Woodfield v. Pace

GLICKSTEIN, Judge,

concurring specially.

I agree with all of the majority opinion, but write because the trial court will still have the opportunity, prior to final judgment, to consider what may be appropriately called to its attention so that the final judgment is a fully informed one. See Motorola Communications & Elecs., Inc. v. Nat’l Patient Aids, Inc., 427 So.2d 1042 (Fla. 4th DCA 1983); Keathley v. Larson, 348 So.2d 382 (Fla. 2d DCA 1977), cert. denied, 358 So.2d 131 (Fla.1978); Tingle v. Dade County Bd. of County Comm’rs, 245 So.2d 76 (Fla.1971).
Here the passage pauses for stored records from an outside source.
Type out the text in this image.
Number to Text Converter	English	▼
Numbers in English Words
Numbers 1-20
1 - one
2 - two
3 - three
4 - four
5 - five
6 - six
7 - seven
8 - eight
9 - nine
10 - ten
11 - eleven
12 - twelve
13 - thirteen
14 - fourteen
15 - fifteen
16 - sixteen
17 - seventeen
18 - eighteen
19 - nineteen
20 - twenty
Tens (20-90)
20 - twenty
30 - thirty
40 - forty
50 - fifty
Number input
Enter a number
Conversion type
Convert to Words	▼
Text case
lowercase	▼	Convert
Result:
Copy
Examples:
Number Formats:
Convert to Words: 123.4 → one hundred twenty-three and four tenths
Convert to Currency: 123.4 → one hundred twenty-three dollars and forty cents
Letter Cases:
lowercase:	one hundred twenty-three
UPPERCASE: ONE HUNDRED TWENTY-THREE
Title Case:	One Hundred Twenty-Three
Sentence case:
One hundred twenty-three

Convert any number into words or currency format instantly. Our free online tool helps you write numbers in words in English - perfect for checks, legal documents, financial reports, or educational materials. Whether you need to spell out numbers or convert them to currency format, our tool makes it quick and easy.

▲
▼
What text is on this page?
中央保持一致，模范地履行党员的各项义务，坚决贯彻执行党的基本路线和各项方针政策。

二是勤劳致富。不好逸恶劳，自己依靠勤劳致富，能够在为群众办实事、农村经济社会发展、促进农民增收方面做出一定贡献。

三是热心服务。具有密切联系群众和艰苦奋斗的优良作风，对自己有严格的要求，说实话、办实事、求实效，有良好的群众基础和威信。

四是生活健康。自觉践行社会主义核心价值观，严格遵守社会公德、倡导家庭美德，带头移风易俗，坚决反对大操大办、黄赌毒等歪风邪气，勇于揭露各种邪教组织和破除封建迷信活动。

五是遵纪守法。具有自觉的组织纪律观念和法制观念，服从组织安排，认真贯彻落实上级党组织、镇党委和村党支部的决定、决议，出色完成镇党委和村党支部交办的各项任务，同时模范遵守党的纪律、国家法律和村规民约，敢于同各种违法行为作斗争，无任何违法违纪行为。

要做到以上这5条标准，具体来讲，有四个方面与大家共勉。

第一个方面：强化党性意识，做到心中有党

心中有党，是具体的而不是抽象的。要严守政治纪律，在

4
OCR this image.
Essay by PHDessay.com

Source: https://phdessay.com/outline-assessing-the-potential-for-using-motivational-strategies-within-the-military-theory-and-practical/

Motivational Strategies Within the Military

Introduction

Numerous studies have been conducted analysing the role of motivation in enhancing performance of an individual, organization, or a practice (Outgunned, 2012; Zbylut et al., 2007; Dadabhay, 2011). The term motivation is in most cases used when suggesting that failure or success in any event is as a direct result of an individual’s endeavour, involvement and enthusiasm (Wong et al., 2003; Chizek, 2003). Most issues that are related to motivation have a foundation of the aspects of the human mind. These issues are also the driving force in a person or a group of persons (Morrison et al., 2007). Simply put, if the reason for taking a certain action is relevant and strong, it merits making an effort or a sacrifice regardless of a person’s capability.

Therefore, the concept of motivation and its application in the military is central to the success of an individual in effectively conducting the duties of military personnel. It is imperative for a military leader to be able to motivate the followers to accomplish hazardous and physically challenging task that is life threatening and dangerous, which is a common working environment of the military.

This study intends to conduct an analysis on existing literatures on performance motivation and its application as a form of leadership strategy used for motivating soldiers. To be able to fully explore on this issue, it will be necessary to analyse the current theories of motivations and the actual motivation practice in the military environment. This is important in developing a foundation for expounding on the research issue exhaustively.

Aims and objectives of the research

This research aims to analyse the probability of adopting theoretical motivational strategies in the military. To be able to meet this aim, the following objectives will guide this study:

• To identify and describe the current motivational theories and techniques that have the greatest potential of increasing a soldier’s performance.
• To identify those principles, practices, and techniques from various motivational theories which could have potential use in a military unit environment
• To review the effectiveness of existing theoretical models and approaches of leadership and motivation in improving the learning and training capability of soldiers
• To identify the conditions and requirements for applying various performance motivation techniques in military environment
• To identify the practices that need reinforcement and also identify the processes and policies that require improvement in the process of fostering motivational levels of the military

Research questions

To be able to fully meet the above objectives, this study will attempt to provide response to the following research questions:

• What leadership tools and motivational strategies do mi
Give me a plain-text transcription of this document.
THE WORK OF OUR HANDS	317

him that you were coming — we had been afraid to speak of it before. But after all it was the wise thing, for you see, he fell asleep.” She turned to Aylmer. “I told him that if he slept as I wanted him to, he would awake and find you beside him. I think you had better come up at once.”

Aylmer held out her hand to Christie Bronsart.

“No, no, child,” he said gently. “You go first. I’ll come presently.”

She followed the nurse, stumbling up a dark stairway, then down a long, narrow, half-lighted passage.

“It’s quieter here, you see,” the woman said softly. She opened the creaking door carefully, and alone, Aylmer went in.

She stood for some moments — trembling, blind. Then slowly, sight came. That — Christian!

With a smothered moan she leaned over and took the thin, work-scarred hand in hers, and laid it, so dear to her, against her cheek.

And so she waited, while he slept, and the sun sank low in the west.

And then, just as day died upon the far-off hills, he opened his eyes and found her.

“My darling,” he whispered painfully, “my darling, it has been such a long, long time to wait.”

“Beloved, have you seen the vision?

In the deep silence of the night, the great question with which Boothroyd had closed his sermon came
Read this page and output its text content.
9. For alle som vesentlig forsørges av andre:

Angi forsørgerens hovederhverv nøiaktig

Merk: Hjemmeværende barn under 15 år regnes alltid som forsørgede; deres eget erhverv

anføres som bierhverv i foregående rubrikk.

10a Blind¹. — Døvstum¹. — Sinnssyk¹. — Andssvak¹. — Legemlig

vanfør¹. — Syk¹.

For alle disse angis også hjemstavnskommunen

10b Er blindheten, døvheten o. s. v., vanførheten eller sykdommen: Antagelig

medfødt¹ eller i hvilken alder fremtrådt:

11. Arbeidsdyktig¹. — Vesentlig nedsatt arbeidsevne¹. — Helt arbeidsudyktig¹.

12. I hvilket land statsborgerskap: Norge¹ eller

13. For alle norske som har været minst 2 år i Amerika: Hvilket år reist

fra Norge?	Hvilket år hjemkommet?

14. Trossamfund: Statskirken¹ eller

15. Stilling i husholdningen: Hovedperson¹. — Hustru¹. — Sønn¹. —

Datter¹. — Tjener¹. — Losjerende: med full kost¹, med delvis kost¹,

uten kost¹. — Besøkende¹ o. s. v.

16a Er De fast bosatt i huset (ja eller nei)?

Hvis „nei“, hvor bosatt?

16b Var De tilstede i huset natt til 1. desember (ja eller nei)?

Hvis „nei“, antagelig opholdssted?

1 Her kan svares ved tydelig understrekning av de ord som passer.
Appellants’ counsel, in my view, had an obligation to the trial court to call the following authorities to its attention: Kwatcher v. Massachusetts Serv. Emp. Pension Fund, 879 F.2d 957 (1st Cir.1989); Giardono v. Jones, 867 F.2d 409 (7th Cir.1989); Dodd v. John Hancock Mut. Life Ins. Co., 688 F.Supp. 564 (E.D.Cal.1988); McHugh v. Teamsters Pension Trust Fund, 638 F.Supp. 1036 (E.D.Pa.1986); and Peckham v. Board of Trustees of Int’l Bhd. of Painters & Allied Trades Union, 653 F.2d 424 (10th Cir.1981).

Justice may be blind, but it need not be ignorant. Had appellants’ counsel done their job, the trial court could have entered a fully informed, non-final order. It still has the opportunity to do so.